Maka di suatu kesempatan berganti baju dan ada ponakan saya di rumah, saya menutup pintu. Tadinya ponakan saya masih mecoba untuk ikut masuk ke kamar, tapi saya menahannya. Namun ia tak kehabisan akal. Ia berjalan ke sisi jendela dan berjinjit melihat saya. Gorden saat itu belum saya tutup. Saya geli melihat tingkah ponakan saya itu: ada saja akalnya. Saat saya akhirnya menutup pintu, juga gorden, ponakan saya tetap tidak menghentikan aksi ingin tahunya: dengan mengintip dari gorden yang tentunya mudah ditarik, dan karenanya, saya pun jadi ikutan menahan gorden, menahan rasa ingin tahunya yang sulit untuk dijelaskan kenapa dia tidak boleh melihat ke dalam kamar saat ada yang berganti baju.
Saya mencoba memahami apa yang dirasakan ponakan saya itu.
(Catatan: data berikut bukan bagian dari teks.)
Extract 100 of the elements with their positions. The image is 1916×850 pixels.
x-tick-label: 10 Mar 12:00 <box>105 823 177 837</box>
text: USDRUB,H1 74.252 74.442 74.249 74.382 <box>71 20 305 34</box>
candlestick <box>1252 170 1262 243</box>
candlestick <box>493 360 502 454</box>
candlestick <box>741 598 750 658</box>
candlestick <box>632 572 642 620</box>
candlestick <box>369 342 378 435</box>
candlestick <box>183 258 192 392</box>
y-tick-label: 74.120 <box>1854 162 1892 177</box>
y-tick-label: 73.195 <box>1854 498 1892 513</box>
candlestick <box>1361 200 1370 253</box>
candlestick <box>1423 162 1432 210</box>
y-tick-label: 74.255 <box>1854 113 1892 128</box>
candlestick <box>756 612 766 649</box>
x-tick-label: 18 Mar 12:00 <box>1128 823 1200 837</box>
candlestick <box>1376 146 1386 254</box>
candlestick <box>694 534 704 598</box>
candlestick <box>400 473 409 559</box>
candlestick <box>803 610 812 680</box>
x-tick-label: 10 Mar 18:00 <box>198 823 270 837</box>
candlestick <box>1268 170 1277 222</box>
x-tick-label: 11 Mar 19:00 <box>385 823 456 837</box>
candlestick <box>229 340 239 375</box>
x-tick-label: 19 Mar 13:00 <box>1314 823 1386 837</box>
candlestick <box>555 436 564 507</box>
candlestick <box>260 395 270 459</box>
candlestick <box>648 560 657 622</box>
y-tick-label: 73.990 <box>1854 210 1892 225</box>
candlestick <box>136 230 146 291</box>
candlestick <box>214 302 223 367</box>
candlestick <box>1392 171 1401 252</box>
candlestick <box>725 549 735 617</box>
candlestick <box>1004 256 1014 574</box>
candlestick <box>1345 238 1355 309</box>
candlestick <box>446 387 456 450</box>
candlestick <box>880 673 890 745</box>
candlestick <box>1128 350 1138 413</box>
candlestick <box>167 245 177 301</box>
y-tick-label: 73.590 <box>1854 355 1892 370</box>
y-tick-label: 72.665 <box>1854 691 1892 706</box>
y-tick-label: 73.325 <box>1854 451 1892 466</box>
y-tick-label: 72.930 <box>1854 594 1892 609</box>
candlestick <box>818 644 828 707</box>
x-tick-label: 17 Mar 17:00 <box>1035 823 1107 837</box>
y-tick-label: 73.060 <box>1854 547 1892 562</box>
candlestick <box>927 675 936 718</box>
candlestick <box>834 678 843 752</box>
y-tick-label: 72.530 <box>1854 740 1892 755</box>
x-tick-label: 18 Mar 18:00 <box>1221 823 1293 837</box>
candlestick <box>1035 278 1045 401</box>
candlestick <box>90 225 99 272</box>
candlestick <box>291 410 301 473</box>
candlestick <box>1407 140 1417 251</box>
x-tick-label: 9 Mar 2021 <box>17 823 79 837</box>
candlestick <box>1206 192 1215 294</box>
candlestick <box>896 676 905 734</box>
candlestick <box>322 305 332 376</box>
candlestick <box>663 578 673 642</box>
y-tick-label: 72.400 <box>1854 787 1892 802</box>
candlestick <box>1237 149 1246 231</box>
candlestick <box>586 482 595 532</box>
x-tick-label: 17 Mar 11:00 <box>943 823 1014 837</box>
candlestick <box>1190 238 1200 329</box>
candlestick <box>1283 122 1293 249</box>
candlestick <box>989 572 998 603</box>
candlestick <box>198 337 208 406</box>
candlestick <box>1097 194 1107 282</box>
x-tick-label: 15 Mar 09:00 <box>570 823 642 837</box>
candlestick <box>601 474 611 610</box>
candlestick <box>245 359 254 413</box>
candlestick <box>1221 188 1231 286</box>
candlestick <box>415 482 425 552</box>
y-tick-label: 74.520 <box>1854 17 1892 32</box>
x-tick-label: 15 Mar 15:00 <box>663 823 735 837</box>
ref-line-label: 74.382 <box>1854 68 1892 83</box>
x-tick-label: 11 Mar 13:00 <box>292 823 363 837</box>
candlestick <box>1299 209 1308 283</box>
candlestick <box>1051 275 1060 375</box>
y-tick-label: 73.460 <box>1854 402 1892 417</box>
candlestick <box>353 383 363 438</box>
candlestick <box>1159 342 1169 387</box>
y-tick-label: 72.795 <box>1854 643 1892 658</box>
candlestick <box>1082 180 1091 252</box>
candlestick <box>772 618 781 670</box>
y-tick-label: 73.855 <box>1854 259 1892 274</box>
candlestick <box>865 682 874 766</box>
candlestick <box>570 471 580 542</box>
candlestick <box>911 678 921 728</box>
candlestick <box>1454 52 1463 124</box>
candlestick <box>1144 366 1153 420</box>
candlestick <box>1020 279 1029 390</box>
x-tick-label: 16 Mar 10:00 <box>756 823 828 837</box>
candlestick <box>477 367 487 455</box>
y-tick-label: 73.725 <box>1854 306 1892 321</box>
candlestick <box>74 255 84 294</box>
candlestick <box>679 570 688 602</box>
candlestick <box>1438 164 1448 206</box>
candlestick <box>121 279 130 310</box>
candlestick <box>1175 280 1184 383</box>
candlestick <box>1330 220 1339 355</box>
Dia tentu ingin tahu, ingin tahu kenapa dia tidak boleh masuk dan melihat ke dalam kamar, tapi rasanya masih sulit untuk menjelaskan mengapa tidak boleh, sehingga kita hanya bisa menutupinya. Terkadang, kita pun juga menemukan hal-hal seperti itu: ada hal-hal yang bagi orang tersebut perlu untuk ditutupi dan tidak diketahui, tapi bagi orang lain melihatnya sebagai hal yang perlu dibagi. Misal: saat ada yang menutupi sesuatu dari kita, dan jatuhnya jadi berbohong. Kita pasti sebal, marah, dan kecewa saat orang tersebut menutupi sesuatu dari kita, terlebih orang tersebut sudah dekat dan suka berbagi cerita. Beribu pertanyaan muncul : kenapa sampai ditutup-tutupi segala? Bukankah biasanya berbagi cerita? Apa dia merasa saya ini tidak bisa dipercaya? Apa ada yang akan menyakitkan saya dari hal yang dia tutupi? Namun, buat saya saat kita ada di posisi orang yang tidak boleh tahu, makan mungkin memang sebaiknya kita tidak untuk mengetahuinya. Walau rasanya jadi penasaran, tapi percaya, setiap apapun yang terjadi pasti ada alasan, ada sebab akibatnya. Dan untuk hal-hal yang tidak kita ketahui, seberapa pun penasarannya kita, mungkin memang lebih baik untuk tidak diketahui. Berprasangka baik saja.
Gorden di kamar sedang berkumpul di tepian, tidak terentang. Malam ini terasa gerah, membuka gorden membuat saya bisa merasakan udara sesekali mampir melalui celah jendela. Saya tidak ingin menutup gorden saya saat saya tidur, cukup saya perlu menutupnya saat berganti baju saja.
August 31th, 2013
10:16 p.m.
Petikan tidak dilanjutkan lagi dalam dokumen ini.